Die junge Frau steht mit ihrem Baby im Arm an der Wohnungstür und kann so gut wie kein Deutsch. Ein paar Informationen aber lassen sich doch gewinnen: Die Familie, gibt die Frau zu verstehen, stammt aus Vietnam, ihr Mann ist bei der Arbeit und dann bestätigt sie noch, was in Allensbach längst die Runde macht. Die Gebäude 12 bis 18 an der Kaltbrunner Straße werden zurzeit entmietet, schon jetzt stehen sie so gut wie leer.

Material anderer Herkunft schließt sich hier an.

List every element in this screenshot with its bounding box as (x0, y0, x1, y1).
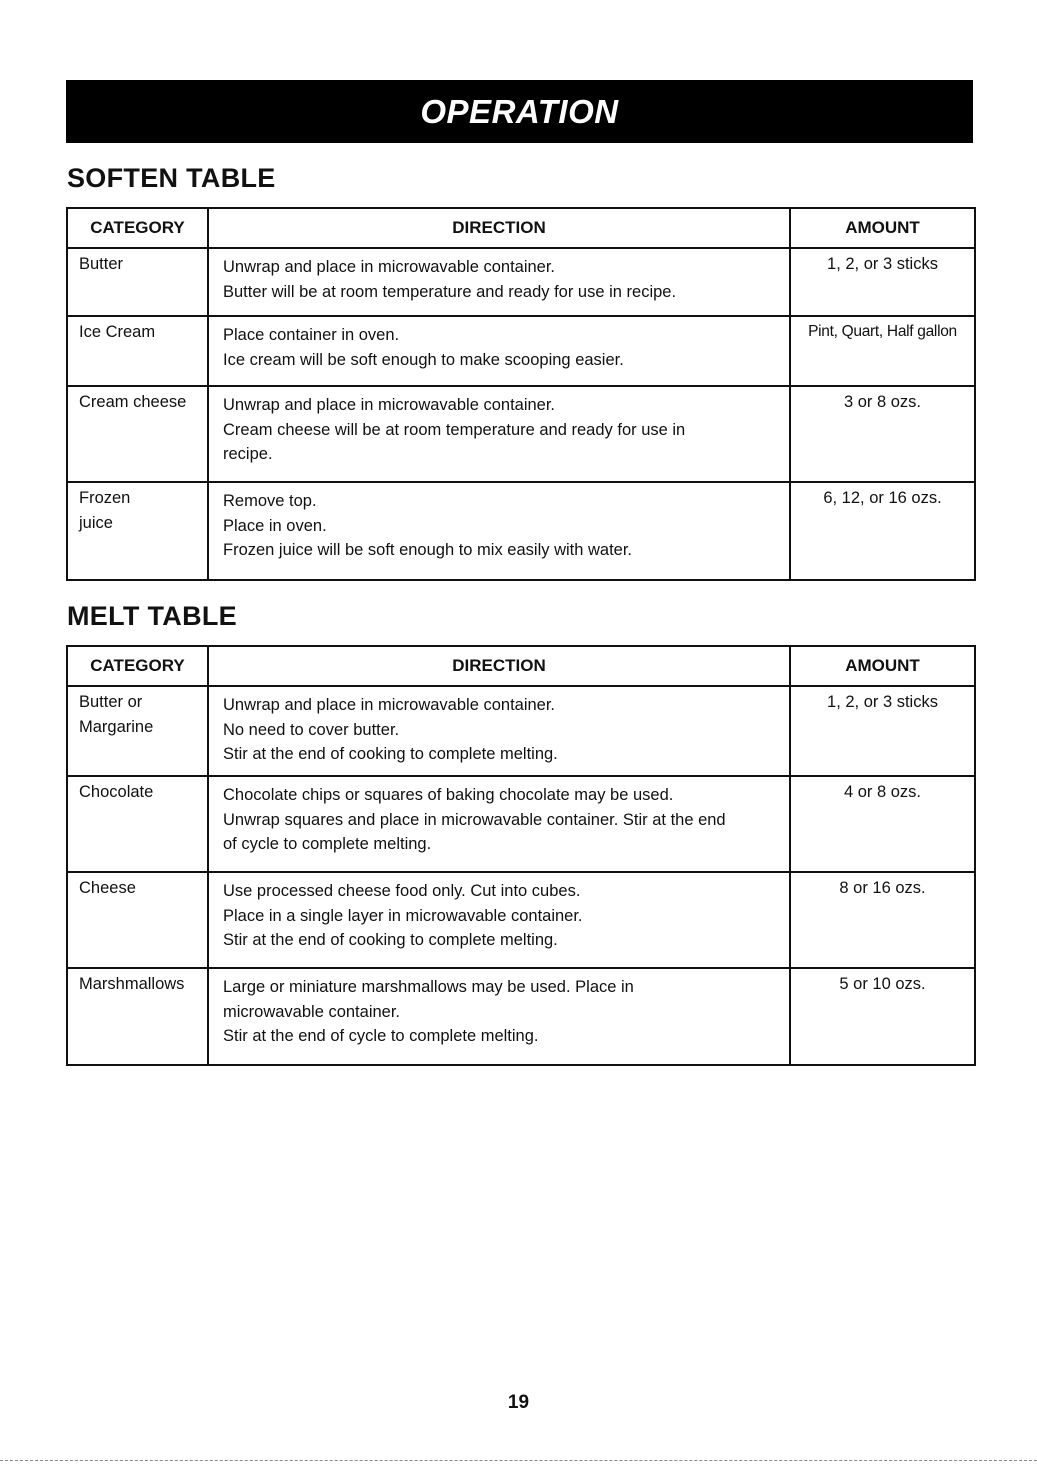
table-row (67, 686, 975, 776)
direction-text: Butter will be at room temperature and ready for use in recipe. (223, 282, 677, 301)
direction-text: Frozen juice will be soft enough to mix easily with water. (223, 541, 633, 559)
direction-cell (208, 316, 790, 386)
table-row (67, 248, 975, 316)
soften-col-category: CATEGORY (67, 208, 208, 248)
amount-text: 1, 2, or 3 sticks (827, 693, 938, 711)
direction-text: microwavable container. (223, 1002, 401, 1021)
amount-text: 3 or 8 ozs. (843, 393, 922, 411)
direction-cell (208, 968, 790, 1065)
soften-col-direction: DIRECTION (208, 208, 790, 248)
table-row (67, 968, 975, 1065)
amount-text: 4 or 8 ozs. (843, 783, 922, 801)
direction-text: Stir at the end of cooking to complete melting. (223, 745, 558, 763)
table-row (67, 776, 975, 872)
category-text: Butter (79, 255, 124, 273)
direction-cell (208, 872, 790, 968)
direction-text: Unwrap and place in microwavable container. (223, 396, 556, 414)
soften-table (66, 207, 976, 581)
amount-text: Pint, Quart, Half gallon (808, 323, 957, 340)
category-text: Butter or (79, 693, 143, 711)
direction-text: Place container in oven. (223, 326, 400, 344)
amount-cell (790, 776, 975, 872)
direction-text: Stir at the end of cycle to complete melting. (223, 1027, 539, 1045)
category-cell (67, 686, 208, 776)
page-bottom-edge (0, 1460, 1037, 1461)
direction-text: Unwrap and place in microwavable container. (223, 258, 556, 276)
table-row (67, 872, 975, 968)
direction-text: Place in oven. (223, 516, 327, 535)
direction-text: recipe. (223, 445, 273, 463)
direction-text: Remove top. (223, 492, 317, 510)
direction-text: Large or miniature marshmallows may be used. Place in (223, 978, 634, 996)
melt-header-row (67, 646, 975, 686)
direction-text: of cycle to complete melting. (223, 835, 432, 853)
category-cell (67, 968, 208, 1065)
table-row (67, 386, 975, 482)
amount-text: 8 or 16 ozs. (839, 879, 926, 897)
melt-col-direction: DIRECTION (208, 646, 790, 686)
direction-text: Stir at the end of cooking to complete melting. (223, 931, 558, 949)
direction-text: Ice cream will be soft enough to make scooping easier. (223, 350, 624, 369)
direction-text: Place in a single layer in microwavable container. (223, 906, 583, 925)
category-text: Chocolate (79, 783, 154, 801)
category-text: Ice Cream (79, 323, 156, 341)
category-text: Marshmallows (79, 975, 185, 993)
category-text: Frozen (79, 489, 131, 507)
category-text: Cream cheese (79, 393, 187, 411)
direction-cell (208, 686, 790, 776)
category-cell (67, 386, 208, 482)
amount-text: 5 or 10 ozs. (839, 975, 926, 993)
category-cell (67, 872, 208, 968)
melt-col-amount: AMOUNT (790, 646, 975, 686)
amount-cell (790, 872, 975, 968)
direction-cell (208, 776, 790, 872)
direction-text: Cream cheese will be at room temperature and ready for use in (223, 420, 686, 439)
table-row (67, 482, 975, 580)
page-number: 19 (507, 1392, 530, 1413)
category-cell (67, 776, 208, 872)
amount-text: 1, 2, or 3 sticks (827, 255, 938, 273)
amount-cell (790, 248, 975, 316)
amount-cell (790, 482, 975, 580)
category-cell (67, 482, 208, 580)
operation-banner (66, 80, 973, 143)
category-cell (67, 316, 208, 386)
direction-cell (208, 386, 790, 482)
soften-header-row (67, 208, 975, 248)
direction-text: No need to cover butter. (223, 720, 400, 739)
direction-text: Chocolate chips or squares of baking chocolate may be used. (223, 786, 674, 804)
category-cell (67, 248, 208, 316)
banner-title: OPERATION (420, 93, 619, 130)
amount-cell (790, 686, 975, 776)
direction-cell (208, 248, 790, 316)
soften-col-amount: AMOUNT (790, 208, 975, 248)
melt-col-category: CATEGORY (67, 646, 208, 686)
amount-cell (790, 968, 975, 1065)
category-text: Margarine (79, 717, 154, 736)
direction-text: Unwrap and place in microwavable container. (223, 696, 556, 714)
direction-text: Use processed cheese food only. Cut into cubes. (223, 882, 581, 900)
category-text: Cheese (79, 879, 136, 897)
table-row (67, 316, 975, 386)
melt-table (66, 645, 976, 1066)
melt-table-title: MELT TABLE (67, 601, 237, 631)
amount-text: 6, 12, or 16 ozs. (823, 489, 942, 507)
amount-cell (790, 316, 975, 386)
amount-cell (790, 386, 975, 482)
soften-table-title: SOFTEN TABLE (67, 163, 276, 193)
direction-text: Unwrap squares and place in microwavable container. Stir at the end (223, 810, 726, 829)
category-text: juice (79, 513, 113, 532)
direction-cell (208, 482, 790, 580)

Als es dann wirklich schwierig wird mit der Unterhaltung, weiß sich die Frau zu helfen. Sie ruft ihren Cousin an, Herr Do – auch er ist Vietnamese, sein Deutsch ist vorzüglich. Ihm genügt der Hinweis darauf, dass da ein Journalist und ein Fotograf vom SÜDKURIER vor der Tür stehen und Näheres in Erfahrung bringen wollen über das, was mit den Wohnblocks geschieht. Das Interesse liegt auf der Hand. Wohnungen sind rar, zumal wenn sie günstig sind. Und danach sieht es aus.
Die Cousine stellt das Handy auf laut und also übersetzt Herr Do am Telefon, manchmal erzählt er von sich aus. Seit etwa vier Jahren wohne die Familie seiner Cousine in Allensbach, die fristgerechte Kündigung auf Ende des Jahres wurde am 24. Januar ausgesprochen. Reichlich Zeit für die Suche nach einer neuen Wohnung, und auch hierbei ist Herr Do behilflich. Beim Wohnort ist ist die Familie flexibel, gesucht werde vor allem in Konstanz.
Hohe Mieten trotz maroder Bausubstanz
Der Mietpreis spielt dabei selbstverständlich eine Rolle, aber sonderlich günstig sind auch die Wohnungen in den Blöcken an der Kaltbrunner Straße nicht. Für etwa 65 Quadratmeter bezahle die Familie ungefähr 700 Euro kalt, was angesichts des Zustands der Gebäude einigermaßen überrascht.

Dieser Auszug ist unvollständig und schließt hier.